Der Text des Schweizerpsalms «Trittst im Morgenrot daher» sei sprachlich sperrig und inhaltlich nicht mehr zeitgemäss, heisst es seit einiger Zeit. Ein Gott, der sich im Strahlenmeer, im Sternenheer oder im Wolkenmeer zeigt, ein Gott der uns Hort und Wehr ist, passt doch schlichtweg nicht mehr in einen modernen, weltoffenen Staat. Die Schweizerische Gemeinnützige Gesellschaft hat deshalb einen Wettbewerb für eine neue Nationalhymne lanciert.

Als der Schweizerpsalm 1841 geschrieben wurde, stritten die Liberalen gegen die Konservativen, die Verfechter eines Staatenbundes gegen die Verfechter eines Bundesstaates, die Reformierten gegen die Katholiken. Umso mehr erstaunt es, dass der Text des Schweizerpsalms vom reformierten Zürcher Leonhard Widmer verfasst wurde, während der katholische Urner Alberich Zwyssig die Musik komponierte. Widmer war als Liberaler für die Auflösung der Klöster.

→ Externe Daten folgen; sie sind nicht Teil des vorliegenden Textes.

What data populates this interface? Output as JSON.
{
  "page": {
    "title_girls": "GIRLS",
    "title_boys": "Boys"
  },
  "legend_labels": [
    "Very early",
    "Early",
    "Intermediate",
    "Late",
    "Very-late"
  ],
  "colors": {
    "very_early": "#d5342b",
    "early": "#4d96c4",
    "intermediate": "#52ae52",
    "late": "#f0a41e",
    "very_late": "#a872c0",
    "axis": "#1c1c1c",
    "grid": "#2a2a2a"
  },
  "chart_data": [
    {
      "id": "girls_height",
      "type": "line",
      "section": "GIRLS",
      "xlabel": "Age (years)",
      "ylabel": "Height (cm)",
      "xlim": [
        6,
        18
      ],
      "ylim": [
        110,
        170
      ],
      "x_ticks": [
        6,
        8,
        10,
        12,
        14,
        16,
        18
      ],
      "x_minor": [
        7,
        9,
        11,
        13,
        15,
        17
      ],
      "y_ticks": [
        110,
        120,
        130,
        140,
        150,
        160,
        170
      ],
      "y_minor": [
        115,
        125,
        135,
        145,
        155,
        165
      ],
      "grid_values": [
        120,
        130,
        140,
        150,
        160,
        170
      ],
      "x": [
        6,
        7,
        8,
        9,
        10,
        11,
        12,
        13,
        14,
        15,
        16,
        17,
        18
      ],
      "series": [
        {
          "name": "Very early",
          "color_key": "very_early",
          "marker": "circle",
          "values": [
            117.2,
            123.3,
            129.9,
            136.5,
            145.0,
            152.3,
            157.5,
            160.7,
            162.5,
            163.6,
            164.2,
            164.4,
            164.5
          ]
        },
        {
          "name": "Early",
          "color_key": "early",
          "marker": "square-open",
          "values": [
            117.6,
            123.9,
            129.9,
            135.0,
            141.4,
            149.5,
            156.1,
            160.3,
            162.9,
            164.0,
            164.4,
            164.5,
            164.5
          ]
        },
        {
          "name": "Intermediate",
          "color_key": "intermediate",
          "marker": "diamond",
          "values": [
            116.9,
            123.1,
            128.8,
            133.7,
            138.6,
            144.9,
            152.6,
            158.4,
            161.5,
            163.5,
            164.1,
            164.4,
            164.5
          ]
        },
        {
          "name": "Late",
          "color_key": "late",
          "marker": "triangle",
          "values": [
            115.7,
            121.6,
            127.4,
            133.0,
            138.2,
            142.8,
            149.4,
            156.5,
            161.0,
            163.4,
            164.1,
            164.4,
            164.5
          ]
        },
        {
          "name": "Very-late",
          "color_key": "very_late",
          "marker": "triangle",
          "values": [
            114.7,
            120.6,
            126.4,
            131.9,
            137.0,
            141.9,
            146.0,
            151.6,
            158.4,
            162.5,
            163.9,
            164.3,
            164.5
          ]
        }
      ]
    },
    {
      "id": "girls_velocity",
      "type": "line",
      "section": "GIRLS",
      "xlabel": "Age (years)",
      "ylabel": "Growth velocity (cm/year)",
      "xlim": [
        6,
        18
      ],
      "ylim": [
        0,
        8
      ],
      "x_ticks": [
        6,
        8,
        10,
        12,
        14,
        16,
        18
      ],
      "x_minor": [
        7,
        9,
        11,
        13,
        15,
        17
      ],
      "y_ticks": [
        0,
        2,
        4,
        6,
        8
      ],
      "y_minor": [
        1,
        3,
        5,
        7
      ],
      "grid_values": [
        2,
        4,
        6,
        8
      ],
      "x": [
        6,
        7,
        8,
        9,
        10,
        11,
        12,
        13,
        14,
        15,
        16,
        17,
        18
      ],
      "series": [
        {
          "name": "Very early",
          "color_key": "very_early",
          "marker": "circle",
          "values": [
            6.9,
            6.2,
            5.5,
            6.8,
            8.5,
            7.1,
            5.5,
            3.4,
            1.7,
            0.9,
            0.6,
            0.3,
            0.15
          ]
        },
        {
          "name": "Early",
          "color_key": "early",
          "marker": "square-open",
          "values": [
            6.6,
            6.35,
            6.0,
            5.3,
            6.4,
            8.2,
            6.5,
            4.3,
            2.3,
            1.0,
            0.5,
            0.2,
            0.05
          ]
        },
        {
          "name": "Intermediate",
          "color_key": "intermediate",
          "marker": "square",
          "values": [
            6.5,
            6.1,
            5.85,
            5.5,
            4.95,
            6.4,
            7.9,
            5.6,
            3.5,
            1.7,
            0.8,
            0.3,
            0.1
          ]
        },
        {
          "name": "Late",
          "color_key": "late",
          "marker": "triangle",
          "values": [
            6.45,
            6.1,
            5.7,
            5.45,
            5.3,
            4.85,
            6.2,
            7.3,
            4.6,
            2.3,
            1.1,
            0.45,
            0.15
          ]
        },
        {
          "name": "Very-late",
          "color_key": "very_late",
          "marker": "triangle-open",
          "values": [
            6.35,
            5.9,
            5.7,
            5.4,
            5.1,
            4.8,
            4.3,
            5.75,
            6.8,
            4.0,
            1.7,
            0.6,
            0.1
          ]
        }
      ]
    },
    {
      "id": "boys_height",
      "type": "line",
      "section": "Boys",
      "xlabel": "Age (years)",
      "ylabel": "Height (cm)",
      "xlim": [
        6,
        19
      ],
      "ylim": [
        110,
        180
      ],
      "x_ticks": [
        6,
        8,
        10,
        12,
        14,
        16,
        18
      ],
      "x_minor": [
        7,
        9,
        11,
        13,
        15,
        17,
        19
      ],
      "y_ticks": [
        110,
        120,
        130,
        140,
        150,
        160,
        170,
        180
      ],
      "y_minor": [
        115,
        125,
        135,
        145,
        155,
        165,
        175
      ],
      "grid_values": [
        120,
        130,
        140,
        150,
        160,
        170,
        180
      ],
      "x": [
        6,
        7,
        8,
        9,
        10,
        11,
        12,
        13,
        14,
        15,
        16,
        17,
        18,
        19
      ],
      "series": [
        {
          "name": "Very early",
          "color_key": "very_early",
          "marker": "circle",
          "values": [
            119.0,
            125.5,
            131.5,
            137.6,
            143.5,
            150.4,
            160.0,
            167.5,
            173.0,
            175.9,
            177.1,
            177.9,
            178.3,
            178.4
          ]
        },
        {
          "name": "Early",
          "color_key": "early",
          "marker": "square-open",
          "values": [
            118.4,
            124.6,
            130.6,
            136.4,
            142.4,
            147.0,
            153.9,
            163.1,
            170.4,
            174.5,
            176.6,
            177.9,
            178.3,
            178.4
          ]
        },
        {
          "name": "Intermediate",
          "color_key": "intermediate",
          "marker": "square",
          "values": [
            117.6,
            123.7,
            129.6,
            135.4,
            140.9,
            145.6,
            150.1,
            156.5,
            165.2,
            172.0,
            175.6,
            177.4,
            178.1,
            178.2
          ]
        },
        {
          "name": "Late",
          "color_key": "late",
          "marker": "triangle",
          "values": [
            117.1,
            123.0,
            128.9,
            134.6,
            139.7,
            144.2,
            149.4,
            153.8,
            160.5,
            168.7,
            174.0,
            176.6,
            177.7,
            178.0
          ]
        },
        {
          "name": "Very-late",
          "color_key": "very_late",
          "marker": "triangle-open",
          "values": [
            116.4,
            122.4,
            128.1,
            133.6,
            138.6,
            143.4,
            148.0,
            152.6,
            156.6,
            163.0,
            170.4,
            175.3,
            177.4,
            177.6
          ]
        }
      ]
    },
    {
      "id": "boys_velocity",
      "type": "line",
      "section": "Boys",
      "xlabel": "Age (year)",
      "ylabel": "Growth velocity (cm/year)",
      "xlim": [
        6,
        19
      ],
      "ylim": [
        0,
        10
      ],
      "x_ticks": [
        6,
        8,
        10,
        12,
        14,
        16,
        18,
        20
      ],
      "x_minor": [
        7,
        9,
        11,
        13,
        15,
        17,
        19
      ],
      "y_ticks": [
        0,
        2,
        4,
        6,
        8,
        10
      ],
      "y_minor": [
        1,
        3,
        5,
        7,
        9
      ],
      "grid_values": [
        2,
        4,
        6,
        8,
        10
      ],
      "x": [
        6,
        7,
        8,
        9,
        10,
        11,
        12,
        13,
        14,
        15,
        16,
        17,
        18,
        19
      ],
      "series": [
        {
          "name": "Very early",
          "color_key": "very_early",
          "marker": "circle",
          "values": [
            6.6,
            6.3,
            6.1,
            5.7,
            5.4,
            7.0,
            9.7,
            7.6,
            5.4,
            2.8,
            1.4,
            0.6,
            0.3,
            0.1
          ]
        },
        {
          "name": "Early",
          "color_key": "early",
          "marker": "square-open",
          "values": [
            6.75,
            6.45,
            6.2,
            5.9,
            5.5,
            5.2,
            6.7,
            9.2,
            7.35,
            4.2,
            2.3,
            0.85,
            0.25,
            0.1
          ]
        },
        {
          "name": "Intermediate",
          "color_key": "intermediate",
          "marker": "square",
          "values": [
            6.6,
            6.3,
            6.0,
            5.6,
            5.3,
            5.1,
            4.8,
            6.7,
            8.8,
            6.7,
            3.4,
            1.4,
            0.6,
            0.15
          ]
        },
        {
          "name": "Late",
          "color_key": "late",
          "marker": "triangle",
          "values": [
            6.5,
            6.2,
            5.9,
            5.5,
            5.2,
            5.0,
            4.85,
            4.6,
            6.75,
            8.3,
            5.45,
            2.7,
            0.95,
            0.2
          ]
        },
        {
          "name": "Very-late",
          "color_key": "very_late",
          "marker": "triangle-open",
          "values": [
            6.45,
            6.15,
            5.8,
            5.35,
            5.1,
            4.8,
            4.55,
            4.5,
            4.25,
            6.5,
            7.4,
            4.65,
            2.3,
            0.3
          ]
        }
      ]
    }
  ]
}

Zwyssig war als Pater Alberik Lehrer und Kapellmeister am Kloster Wettingen. «Betet, freie Schweizer, betet!» wird zu einem Aufruf an die zerstrittenen Schweizer, sich gemeinsam auf Gott zu besinnen und sich zu versöhnen, anstatt einander zu bekämpfen. Unsere Nationalhymne ist also das Gemeinschaftswerk zweier Männer mit unterschiedlichem konfessionellem Hintergrund und politisch gegensätzlichen Interessen. «Betet, freie Schweizer, betet!» Vielleicht auch ein Aufruf an uns heute – gerade am 1. August!?! Der Schweizerpsalm mag für manche sprachlich sperrig, zu religiös und nicht mehr zeitgemäss sein. Seine Entstehungsgeschichte jedoch und die Vision, die er enthält, beeindrucken noch heute.

In diesem Sinne wünschen wir Ihnen allen einen schönen 1. August.